Hi All,
I run a Spark streaming application (Spark 1.2.0) on YARN (Hadoop 2.5.2) with
Spark event log enabled. I set the checkpoint dir in the streaming context and
run the app. It started in YARN with application id 'app_id_1' and created the
Spark event log dir /spark/applicationHistory/app_id_1. I killed the app and
rerun it with the same checkpoint dir, this time it had a different YARN
application id 'app_id_2'. However, rerun failed due to Log directory already
exists:
Exception in thread "Driver" java.io.IOException: Log directory
hdfs://xxx:8020/spark/applicationHistory/app_id_1 already exists!
at org.apache.spark.util.FileLogger.createLogDir(FileLogger.scala:129)
at org.apache.spark.util.FileLogger.start(FileLogger.scala:115)
at
org.apache.spark.scheduler.EventLoggingListener.start(EventLoggingListener.scala:74)
at org.apache.spark.SparkContext.<init>(SparkContext.scala:353)
at
org.apache.spark.streaming.StreamingContext.<init>(StreamingContext.scala:118)
at
org.apache.spark.streaming.StreamingContext$$anonfun$getOrCreate$1.apply(StreamingContext.scala:561)
at
org.apache.spark.streaming.StreamingContext$$anonfun$getOrCreate$1.apply(StreamingContext.scala:561)

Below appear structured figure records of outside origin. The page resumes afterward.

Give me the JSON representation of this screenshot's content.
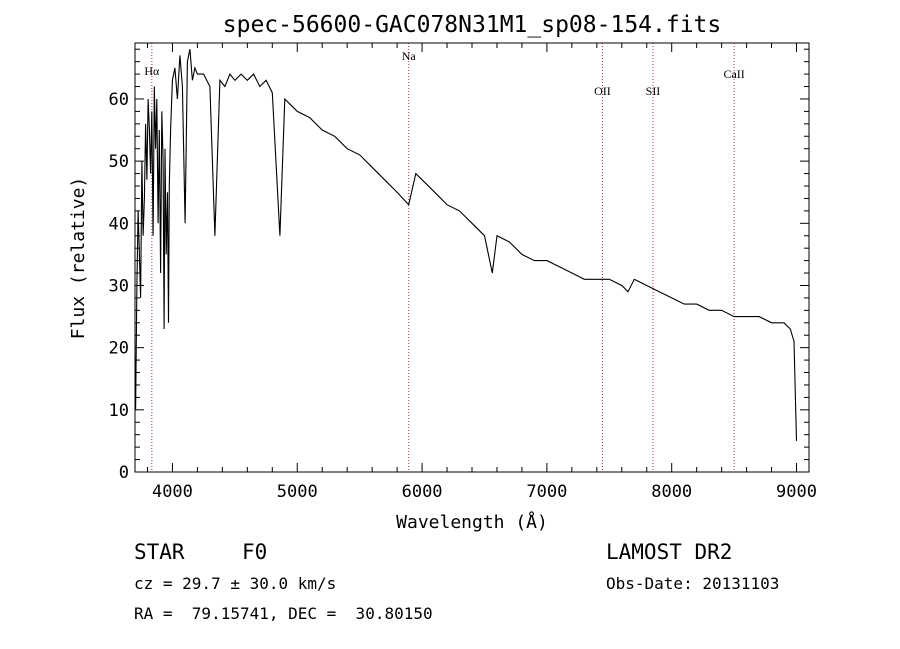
{
  "chart_data": {
    "type": "line",
    "title": "spec-56600-GAC078N31M1_sp08-154.fits",
    "xlabel": "Wavelength (Å)",
    "ylabel": "Flux (relative)",
    "xlim": [
      3700,
      9100
    ],
    "ylim": [
      0,
      69
    ],
    "x_ticks": [
      "4000",
      "5000",
      "6000",
      "7000",
      "8000",
      "9000"
    ],
    "x_tick_values": [
      4000,
      5000,
      6000,
      7000,
      8000,
      9000
    ],
    "y_ticks": [
      "0",
      "10",
      "20",
      "30",
      "40",
      "50",
      "60"
    ],
    "y_tick_values": [
      0,
      10,
      20,
      30,
      40,
      50,
      60
    ],
    "grid": false,
    "line_color": "#000000",
    "marker_color": "#b03030",
    "spectral_lines": [
      {
        "label": "Hα",
        "x": 3835
      },
      {
        "label": "Na",
        "x": 5893
      },
      {
        "label": "OII",
        "x": 7445
      },
      {
        "label": "SII",
        "x": 7850
      },
      {
        "label": "CaII",
        "x": 8500
      }
    ],
    "series": [
      {
        "x": [
          3705,
          3715,
          3725,
          3735,
          3745,
          3755,
          3765,
          3775,
          3785,
          3795,
          3805,
          3815,
          3825,
          3835,
          3845,
          3855,
          3865,
          3875,
          3885,
          3895,
          3905,
          3915,
          3925,
          3933,
          3940,
          3950,
          3960,
          3968,
          3975,
          3985,
          4000,
          4020,
          4040,
          4060,
          4080,
          4101,
          4120,
          4140,
          4160,
          4180,
          4200,
          4250,
          4300,
          4340,
          4380,
          4420,
          4460,
          4500,
          4550,
          4600,
          4650,
          4700,
          4750,
          4800,
          4861,
          4900,
          4950,
          5000,
          5100,
          5200,
          5300,
          5400,
          5500,
          5600,
          5700,
          5800,
          5893,
          5950,
          6000,
          6100,
          6200,
          6300,
          6400,
          6500,
          6563,
          6600,
          6700,
          6800,
          6900,
          7000,
          7100,
          7200,
          7300,
          7400,
          7500,
          7600,
          7650,
          7700,
          7800,
          7900,
          8000,
          8100,
          8200,
          8300,
          8400,
          8500,
          8600,
          8700,
          8800,
          8900,
          8950,
          8980,
          9000
        ],
        "y": [
          10,
          30,
          42,
          35,
          28,
          50,
          38,
          44,
          56,
          47,
          60,
          55,
          48,
          58,
          38,
          62,
          52,
          60,
          40,
          55,
          32,
          58,
          50,
          23,
          52,
          35,
          45,
          24,
          46,
          55,
          63,
          65,
          60,
          67,
          62,
          40,
          66,
          68,
          63,
          65,
          64,
          64,
          62,
          38,
          63,
          62,
          64,
          63,
          64,
          63,
          64,
          62,
          63,
          61,
          38,
          60,
          59,
          58,
          57,
          55,
          54,
          52,
          51,
          49,
          47,
          45,
          43,
          48,
          47,
          45,
          43,
          42,
          40,
          38,
          32,
          38,
          37,
          35,
          34,
          34,
          33,
          32,
          31,
          31,
          31,
          30,
          29,
          31,
          30,
          29,
          28,
          27,
          27,
          26,
          26,
          25,
          25,
          25,
          24,
          24,
          23,
          21,
          5
        ]
      }
    ]
  },
  "info": {
    "object_class": "STAR",
    "subclass": "F0",
    "survey": "LAMOST DR2",
    "velocity": "cz = 29.7 ± 30.0 km/s",
    "obs_date": "Obs-Date: 20131103",
    "coords": "RA =  79.15741, DEC =  30.80150"
  }
}
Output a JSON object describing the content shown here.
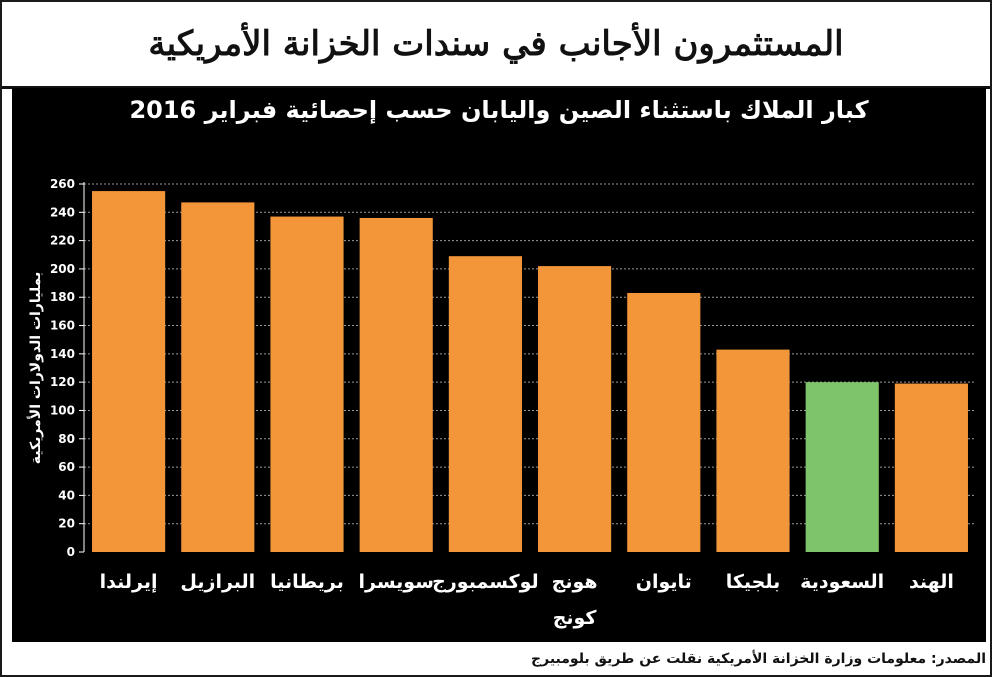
{
  "header": {
    "title": "المستثمرون الأجانب في سندات الخزانة الأمريكية"
  },
  "footer": {
    "source": "المصدر: معلومات وزارة الخزانة الأمريكية نقلت عن طريق بلومبيرج"
  },
  "colors": {
    "bar_default": "#f39539",
    "bar_highlight": "#7ec46a",
    "background": "#000000",
    "gridline": "#9a9a9a",
    "text": "#ffffff"
  },
  "chart_data": {
    "type": "bar",
    "title": "كبار الملاك باستثناء الصين واليابان حسب إحصائية فبراير 2016",
    "ylabel": "بمليارات الدولارات الأمريكية",
    "xlabel": "",
    "ylim": [
      0,
      260
    ],
    "yticks": [
      0,
      20,
      40,
      60,
      80,
      100,
      120,
      140,
      160,
      180,
      200,
      220,
      240,
      260
    ],
    "grid": true,
    "categories": [
      "إيرلندا",
      "البرازيل",
      "بريطانيا",
      "سويسرا",
      "لوكسمبورج",
      "هونج كونج",
      "تايوان",
      "بلجيكا",
      "السعودية",
      "الهند"
    ],
    "values": [
      255,
      247,
      237,
      236,
      209,
      202,
      183,
      143,
      120,
      119
    ],
    "highlight": [
      "السعودية"
    ]
  }
}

at scala.Option.map(Option.scala:145)
at
org.apache.spark.streaming.StreamingContext$.getOrCreate(StreamingContext.scala:561)
at
org.apache.spark.streaming.api.java.JavaStreamingContext$.getOrCreate(JavaStreamingContext.scala:566)
at
org.apache.spark.streaming.api.java.JavaStreamingContext.getOrCreate(JavaStreamingContext.scala)
at
com.xxx.spark.streaming.JavaKafkaSparkHbase.main(JavaKafkaSparkHbase.java:121)
at sun.reflect.NativeMethodAccessorImpl.invoke0(Native Method)
at
sun.reflect.NativeMethodAccessorImpl.invoke(NativeMethodAccessorImpl.java:57)
at
sun.reflect.DelegatingMethodAccessorImpl.invoke(DelegatingMethodAccessorImpl.java:43)
at java.lang.reflect.Method.invoke(Method.java:606)
at
org.apache.spark.deploy.yarn.ApplicationMaster$$anon$2.run(ApplicationMaster.scala:427)
Is this an expected behavior? When recoverying from the checkpoint, shouldn't
an event log dir with the name of a new application id created (in the above
example, rerun should create /spark/applicationHistory/app_id_2)?
Thanks,
Max